Results supported a main effect of pornographic content, after controlling for general and specific risk characteristics, as contained in the Static 99. Specifically, results indicated that individuals who viewed deviant pornography were more likely to recidivate when compared with individuals who did not view deviant pornography and this difference was consistent across levels of risk (i.e., no interactions).”

“Importantly, however, the interaction was significant for violent (including sexual) recidivism, which we feel is a better representation of the influence of pornography on sexually aggressive behavior. [… …]

The significant interaction found among violent (including sexual) recidivists in our study [… indicates] that individual risk is an important variable moderating the relationship between pornography and sexual aggression.”

“There is a growing body of literature investigating the impact of exposure to deviant pornography on attitudes supportive of

  • sexual aggression […],
  • physiological arousal to sexual aggression […], and 
  • actual aggressive behavior

among non-offenders […].

Thus far, results have generally supported the negative impact from viewing deviant pornography on these outcome measures and our findings were consistent with such results.
Both observational learning and conditioning processes suggest that repeated exposure to deviant forms of pornography, given the focus on male entitlement and power, help shape an individual’s fantasies, perceptions, rationalizations, and deeper core beliefs […].

It is important to note that such development is most likely multifaceted and that pornography may simply accelerate a process that is already underway […].

Of equal importance, however, is that the impact of deviant pornography on behavior was consistent across levels of risk. This suggests that

  • exposure to unconventional sexual activity fosters the progression toward reoffending, regardless of the earlier existence of historical risk factors.
  • In contrast, frequency of pornography use, as indicated above, was a predictor for individuals already possessing such a predisposition toward re-offending.”

[Limitations]

“Several issues must be considered when interpreting these results.

First, the assessment of pornography was problematic, as it was based solely on self-report and required individuals to recall information over the course of their lifetimes. Regarding the first point, individuals undergoing assessment in a forensic setting are sometimes reluctant to be forthcoming with information, especially when such information could have negative consequences for their evaluation. This type of limitation is consistently identified in forensic research […].

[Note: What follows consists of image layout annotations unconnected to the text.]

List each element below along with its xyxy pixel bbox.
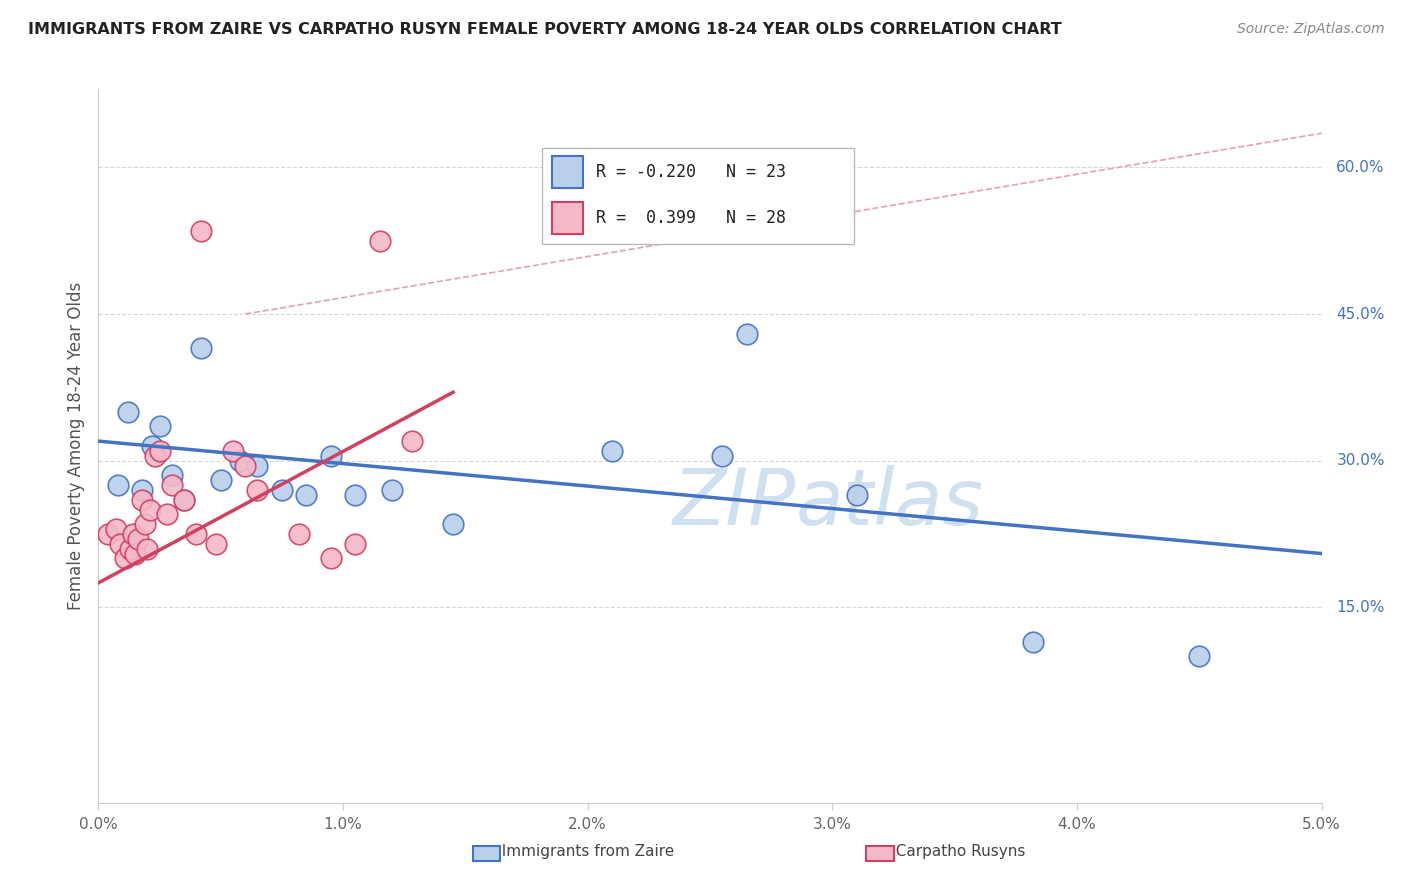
Text: Immigrants from Zaire: Immigrants from Zaire: [492, 845, 675, 859]
Point: [160, 468, 183, 483]
Text: 30.0%: 30.0%: [1336, 453, 1385, 468]
Text: ZIP: ZIP: [672, 465, 796, 541]
Point: [114, 551, 136, 566]
Point: [209, 473, 232, 487]
Point: [735, 326, 758, 341]
Point: [134, 517, 156, 532]
Point: [173, 492, 195, 507]
Point: [288, 527, 311, 541]
Point: [149, 419, 172, 434]
Point: [711, 449, 734, 463]
Text: IMMIGRANTS FROM ZAIRE VS CARPATHO RUSYN FEMALE POVERTY AMONG 18-24 YEAR OLDS COR: IMMIGRANTS FROM ZAIRE VS CARPATHO RUSYN …: [28, 22, 1062, 37]
Y-axis label: Female Poverty Among 18-24 Year Olds: Female Poverty Among 18-24 Year Olds: [66, 282, 84, 610]
Point: [233, 458, 256, 473]
Point: [117, 405, 139, 419]
Point: [127, 532, 149, 546]
Point: [368, 234, 391, 248]
Point: [401, 434, 423, 449]
Point: [131, 492, 153, 507]
Point: [136, 541, 159, 556]
Text: 15.0%: 15.0%: [1336, 599, 1385, 615]
Point: [381, 483, 404, 497]
FancyBboxPatch shape: [866, 846, 894, 862]
FancyBboxPatch shape: [551, 156, 583, 188]
FancyBboxPatch shape: [472, 846, 501, 862]
Point: [160, 478, 183, 492]
Point: [141, 439, 163, 453]
Point: [1188, 649, 1211, 664]
Point: [344, 488, 367, 502]
Point: [1022, 634, 1045, 648]
Point: [319, 551, 342, 566]
Point: [441, 517, 464, 532]
Point: [246, 458, 269, 473]
Point: [186, 527, 208, 541]
Point: [107, 478, 129, 492]
Point: [344, 537, 367, 551]
Point: [190, 224, 212, 238]
Point: [110, 537, 132, 551]
Point: [120, 541, 142, 556]
FancyBboxPatch shape: [541, 148, 853, 244]
Point: [121, 527, 143, 541]
Text: R = -0.220   N = 23: R = -0.220 N = 23: [596, 163, 786, 181]
Point: [845, 488, 868, 502]
Point: [143, 449, 166, 463]
FancyBboxPatch shape: [551, 202, 583, 235]
Point: [149, 443, 172, 458]
Point: [222, 443, 245, 458]
Point: [246, 483, 269, 497]
Point: [104, 522, 127, 536]
Point: [319, 449, 342, 463]
Text: 60.0%: 60.0%: [1336, 160, 1385, 175]
Point: [139, 502, 162, 516]
Point: [229, 453, 252, 467]
Point: [131, 483, 153, 497]
Point: [600, 443, 623, 458]
Point: [97, 527, 120, 541]
Text: Source: ZipAtlas.com: Source: ZipAtlas.com: [1237, 22, 1385, 37]
Point: [190, 341, 212, 355]
Point: [295, 488, 318, 502]
Text: 45.0%: 45.0%: [1336, 307, 1385, 321]
Point: [156, 508, 179, 522]
Text: atlas: atlas: [796, 465, 984, 541]
Point: [173, 492, 195, 507]
Point: [124, 547, 146, 561]
Text: Carpatho Rusyns: Carpatho Rusyns: [886, 845, 1025, 859]
Point: [270, 483, 294, 497]
Text: R =  0.399   N = 28: R = 0.399 N = 28: [596, 210, 786, 227]
Point: [205, 537, 228, 551]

Additionally, individuals were asked to recall information spanning much of theirlifetime and problems with adequate retrieval of early events may have influenced the results.

A final problem regarding the assessment of pornography use pertained to the type of pornographic stimuli examined. In other words, the type of pornography involved films and/or books and thus neglected Internet pornography.

Unfortunately, given the dates of assessment (1982–1992), this was not possible and future research should examine similar questions pertaining to individuals who use the Internet to obtain sexually explicit material.”

In spite of these limitations, this current research supported and extended the results reported by other studies with noncriminal sexual aggressors indicating that pornography exposure was a significant predictor of aggression when examined in confluence with other risk factors.

Specifically, this study highlighted the importance of considering various interactive factors that can act synergistically in determining the probability for a particular behavioral outcome. The important implications of the cumulative-conditional-probability conceptualization, as described in research investigating the HMC [Malamuth et al., 2000], is not limited to pornography use but has important implications for examining the complex relationships between distal and proximal factors as predictors of sexual aggression.”